Last updated: 2026-06-16
NOTES
2026-06-16
Project creation. Verified the premise before building: UniProt CAUTION is a
real, documented comment topic, and grep -c '\-!- CAUTION:' across the cached
*-uniprot.txt files returns 209 matches in 201 records. Built a parser that
correctly handles multi-line CAUTION comments and excludes the structured
SEQUENCE CAUTION block. Keyword categorizer separates curation-meaningful
notes (contested / reclassified / degenerate-domain / retracted / artifact) from
automatic boilerplate (WGS-preliminary, lacks-conserved-residue). The
degenerate-domain bucket overlaps heavily with existing CONTESTED_FUNCTION and
PSEUDOENZYMES work, confirming CAUTION notes are a good signal for finding
over-annotated catalytic functions.
API survey added (same day).

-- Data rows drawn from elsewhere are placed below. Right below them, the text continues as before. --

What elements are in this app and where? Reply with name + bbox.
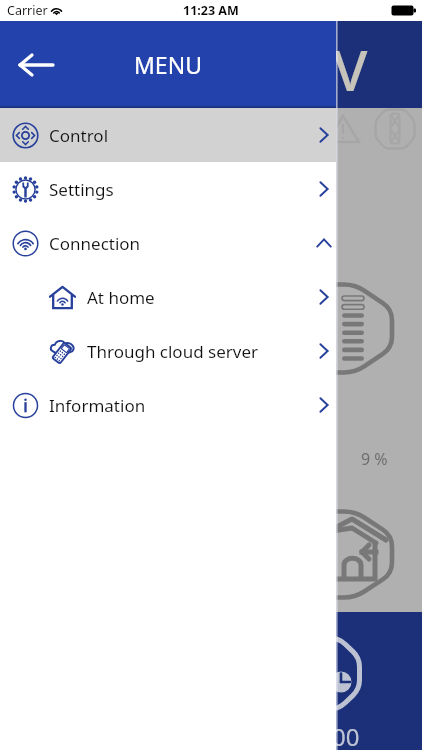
staticText: Connection — [49, 232, 141, 255]
staticText: Settings — [49, 178, 114, 201]
staticText: Information — [49, 394, 146, 417]
staticText: 9 % — [361, 448, 388, 470]
button[interactable]: Back — [10, 39, 62, 91]
button[interactable]: Settings — [0, 162, 336, 216]
staticText: Through cloud server — [87, 340, 259, 363]
staticText: Carrier — [7, 2, 48, 19]
staticText: 00 — [332, 720, 360, 750]
staticText: V — [333, 31, 368, 107]
button[interactable]: Connection — [0, 216, 336, 270]
staticText: 11:23 AM — [183, 2, 239, 19]
staticText: MENU — [134, 49, 202, 80]
button[interactable]: Through cloud server — [0, 324, 336, 378]
button[interactable]: Control — [0, 108, 336, 162]
button[interactable]: Information — [0, 378, 336, 432]
button[interactable]: At home — [0, 270, 336, 324]
staticText: At home — [87, 286, 155, 309]
staticText: Control — [49, 124, 109, 147]
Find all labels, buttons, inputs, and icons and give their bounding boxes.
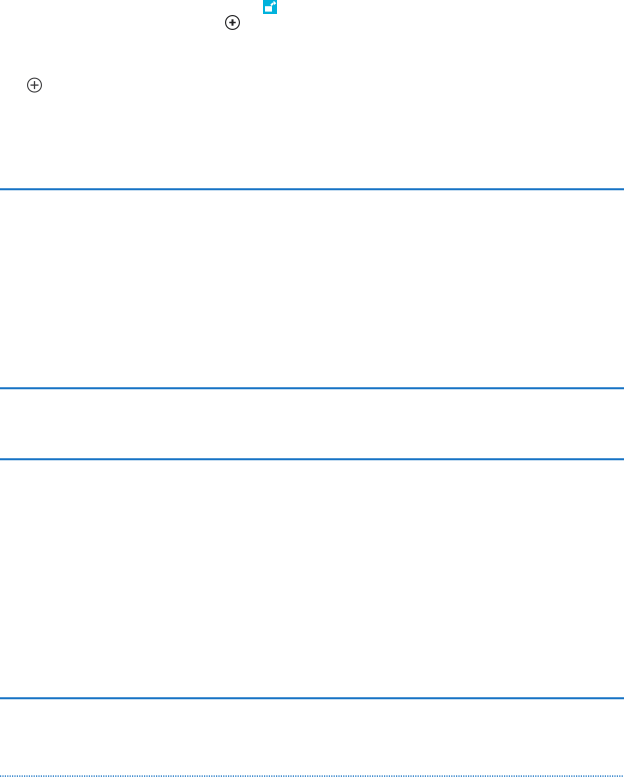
button[interactable]: Open app [263, 0, 277, 14]
button[interactable]: Add item [27, 78, 42, 93]
button[interactable]: Add [225, 15, 240, 30]
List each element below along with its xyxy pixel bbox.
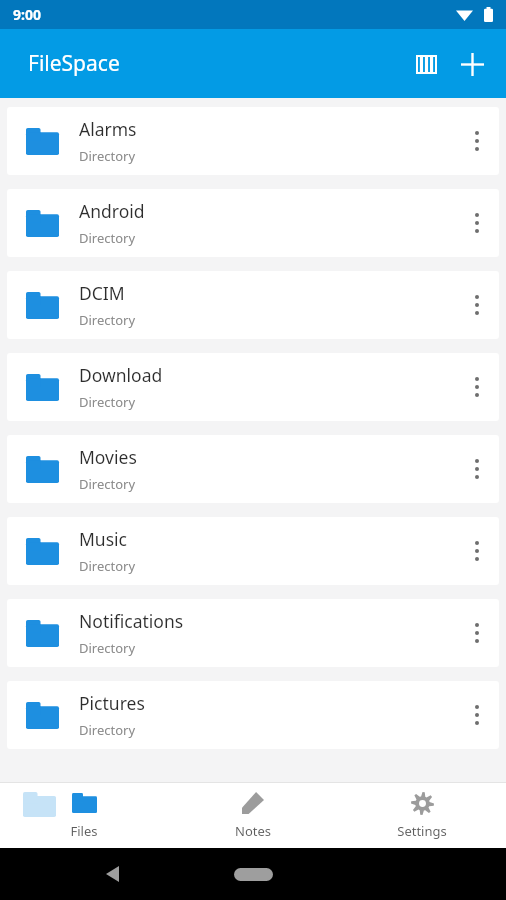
- button[interactable]: More options for Download: [455, 353, 499, 421]
- staticText: Directory: [79, 639, 136, 657]
- staticText: 9:00: [13, 5, 41, 24]
- button[interactable]: More options for Movies: [455, 435, 499, 503]
- staticText: Movies: [79, 445, 137, 469]
- button[interactable]: Home: [230, 863, 276, 885]
- button[interactable]: More options for Pictures: [455, 681, 499, 749]
- staticText: Alarms: [79, 117, 137, 141]
- button[interactable]: More options for Notifications: [455, 599, 499, 667]
- button[interactable]: Notifications: [7, 599, 499, 667]
- button[interactable]: Back: [95, 857, 129, 891]
- button[interactable]: More options for DCIM: [455, 271, 499, 339]
- staticText: Directory: [79, 475, 136, 493]
- button[interactable]: More options for Music: [455, 517, 499, 585]
- button[interactable]: Download: [7, 353, 499, 421]
- button[interactable]: DCIM: [7, 271, 499, 339]
- staticText: Music: [79, 527, 127, 551]
- button[interactable]: Alarms: [7, 107, 499, 175]
- staticText: Files: [70, 822, 98, 840]
- staticText: Directory: [79, 311, 136, 329]
- staticText: Notifications: [79, 609, 184, 633]
- staticText: Directory: [79, 229, 136, 247]
- button[interactable]: Notes: [168, 790, 337, 840]
- staticText: Directory: [79, 721, 136, 739]
- button[interactable]: Add: [449, 41, 495, 87]
- button[interactable]: Android: [7, 189, 499, 257]
- button[interactable]: Settings: [337, 790, 506, 840]
- staticText: Pictures: [79, 691, 145, 715]
- staticText: FileSpace: [28, 49, 120, 78]
- button[interactable]: Music: [7, 517, 499, 585]
- staticText: Android: [79, 199, 145, 223]
- button[interactable]: More options for Android: [455, 189, 499, 257]
- staticText: Directory: [79, 147, 136, 165]
- button[interactable]: Pictures: [7, 681, 499, 749]
- staticText: Notes: [235, 822, 271, 840]
- staticText: DCIM: [79, 281, 125, 305]
- staticText: Download: [79, 363, 163, 387]
- staticText: Directory: [79, 557, 136, 575]
- button[interactable]: Files: [0, 790, 168, 840]
- button[interactable]: More options for Alarms: [455, 107, 499, 175]
- staticText: Directory: [79, 393, 136, 411]
- button[interactable]: Movies: [7, 435, 499, 503]
- staticText: Settings: [397, 822, 447, 840]
- button[interactable]: Switch view: [403, 41, 449, 87]
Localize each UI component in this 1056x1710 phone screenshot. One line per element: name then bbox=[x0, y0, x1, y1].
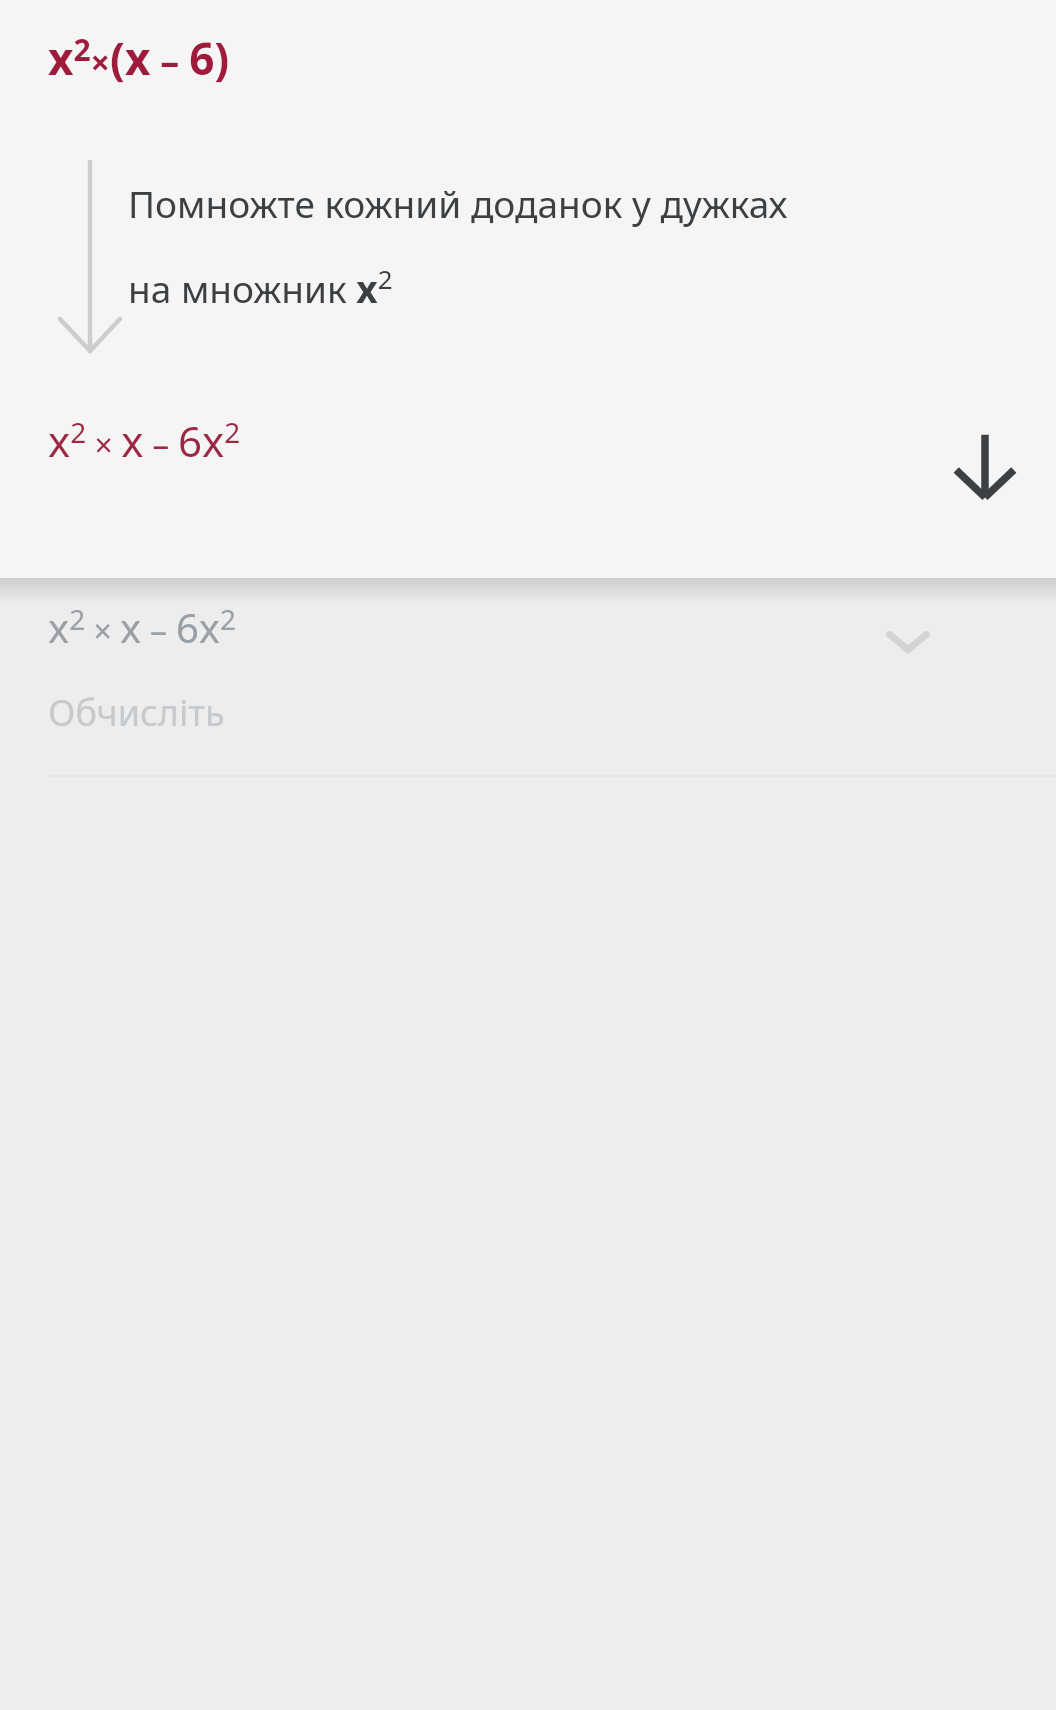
button[interactable]: x2 × x – 6x2 bbox=[0, 578, 1056, 778]
button[interactable]: Expand bbox=[845, 578, 970, 703]
button[interactable]: Next step bbox=[920, 400, 1050, 530]
staticText: x2 × x – 6x2 bbox=[48, 412, 241, 469]
staticText: x2 × x – 6x2 bbox=[48, 600, 237, 655]
staticText: x2×(x – 6) bbox=[48, 28, 230, 88]
staticText: Обчисліть bbox=[48, 688, 225, 737]
staticText: Помножте кожний доданок у дужках на множ… bbox=[128, 178, 788, 314]
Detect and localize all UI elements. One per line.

Per request, queried the live UniProt REST API
on the cc_caution field (distinct from cc_sequence_caution) to get a
database-wide distribution without fetching genes: 14,513 reviewed entries,
14,830 notes, ~7,200 high-signal. Human dominates (2,298). Cross-referencing
against the 148 reviewed-CAUTION genes we already have yields a 4,046-entry
high-value worklist — the basis for a prioritized deep dive (starting with human
pseudo-enzymes flagged by degenerate-domain cautions).